Senior Incident Response Engineer (Remote)

Marketing Statement:

Tokio Marine North America Services (TMNAS) provides professional support services to Tokio Marine Group companies in the United States, including Tokio Marine America, First Insurance Company of Hawaii, and Philadelphia Insurance Companies. Customer service is our focus and our passion! Tokio Marine North America Services adds value in all that we do, providing the best professional service to our business partners, allowing them to achieve their goals.
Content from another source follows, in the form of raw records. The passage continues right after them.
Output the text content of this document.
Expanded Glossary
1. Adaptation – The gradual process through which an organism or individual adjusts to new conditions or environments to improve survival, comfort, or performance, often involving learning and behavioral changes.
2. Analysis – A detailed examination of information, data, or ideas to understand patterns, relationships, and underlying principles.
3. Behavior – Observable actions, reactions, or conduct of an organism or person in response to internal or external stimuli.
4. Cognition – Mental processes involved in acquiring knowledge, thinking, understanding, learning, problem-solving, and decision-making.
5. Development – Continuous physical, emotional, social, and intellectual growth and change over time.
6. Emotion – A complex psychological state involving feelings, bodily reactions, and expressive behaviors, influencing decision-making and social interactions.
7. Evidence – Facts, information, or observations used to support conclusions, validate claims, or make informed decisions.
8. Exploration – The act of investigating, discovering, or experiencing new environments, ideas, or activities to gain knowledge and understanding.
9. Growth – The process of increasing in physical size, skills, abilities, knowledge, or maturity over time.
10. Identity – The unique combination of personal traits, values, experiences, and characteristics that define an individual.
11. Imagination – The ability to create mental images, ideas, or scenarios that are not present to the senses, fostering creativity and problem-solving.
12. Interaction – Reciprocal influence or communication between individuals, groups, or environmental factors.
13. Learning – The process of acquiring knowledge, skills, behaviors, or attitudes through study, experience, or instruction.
Our talented team delivers actuarial, audit, corporate communications, financial and investment, human capital services, information technology, legal, and payroll expertise to our customers.

Job Summary:

As the Senior Incident Response/Operations Engineer under the Global Fusion Center US Operations, you will handle day-to-day maintenance of security infrastructure in addition to proactive threat hunting and incident response.  Your role will be key in the development, installation, configuration, and continuous improvement of the global security operations service and be critical in the response to external and internal threats.  This position will require a blend of technical expertise, analytical skills, and effective communication abilities to ensure swift and efficient handling of security events.  You will also be expected to identify opportunities to automate and improve effectiveness of operations.

Essential Job Functions:

• Conduct security investigations and lead security incident response in a cross-functional environment and drive incident resolution
• Monitor security systems and infrastructure to support best performance and reliability
• Implement and manage security tools and processes, to detect and mitigate threats
• Maintain robust security feeds and ensure data integrity
• Proactively look for threats working with level one analysts, affected teams and security vendors.
• Author threat detection rules and subsequent SOAR playbooks
• Refine operational metrics, key performance indicators, and service level objectives to measure Security Operations and Incident Response services
• Identify and implement security process automation, continuously improving processes and tools.
• Be a technical subject matter expert for Security Operations and incident Response services.
• Provide expertise to partnered security teams in mitigation of those threats
• Communicate complex technical information clearly and concisely to both technical and non-technical audiences
• Collaborate with partner security teams to offer guidance and bolster support of the organization’s security infrastructure
• Build, cultivate, and maintain positive relationships with internal customers to identify and facilitate solutions to increase the impact of the team's work
• Influence and align the team’s vision and strategy
• Mentor, train, and support the development of incident response team members
• Lead incident response efforts and provide technical expertise to drive continuous improvement within the team

Qualifications:

• 8 or more years of experience in an operational cybersecurity role
• 3 or more years of hands-on incident response experience
• Experience developing and delivering on incident and program status for leadership
• Experience in threat hunting including leveraging intelligence data to proactively find and iteratively investigate suspicious behavior across networks and systems
• Experience analyzing network and host-based security events
• Proficient System Administration with either Microsoft Windows or Linux
• Proficient with CLI shells such as PowerShell or bash
• Proficient with Security Log infrastructure configuration such as Windows Event Forwarding (WEF) or syslog
• Proficient in an interpreted language such as Python, Perl, or Ruby
• Familiarity with regular expressions
• Familiarity with Large Language Models tools such as Ollama
• Knowledge of operating systems, file systems, and memory structures on Windows, MacOS and Linux
• Knowledge of networking technologies, specifically TCP/IP and the related protocols
• Understanding of networks, operating systems, and architecture and how they affect the security posture of a company
• Strong problem-solving aptitude
• Demonstrated ownership of projects or tasks
• Strong verbal and written communication skills
• Demonstrated professionalism and a calm demeanor while dealing with complex or high-urgency situations
• Fluency in Spanish, Portuguese, Japanese, French or Arabic a plus

Salary range $125,000 to $165,000. Ultimate salary offered will be based on factors such as applicant experience and geographic location. Our company offers a competitive benefits package and bonus eligibility on top of base.

EEO Statement:

Tokio Marine Group of Companies (including, but not limited to the Philadelphia Insurance Companies, Tokio Marine America, Inc., TMNA Services, LLC, TM Claims Service, Inc. and First Insurance Company of Hawaii, Ltd.) is an Equal Opportunity Employer. In order to remain competitive we must attract, develop, motivate, and retain the most qualified employees regardless of age, color, race, religion, gender, disability, national or ethnic origin, family circumstances, life experiences, marital status, military status,  sexual orientation and/or any other status protected by law.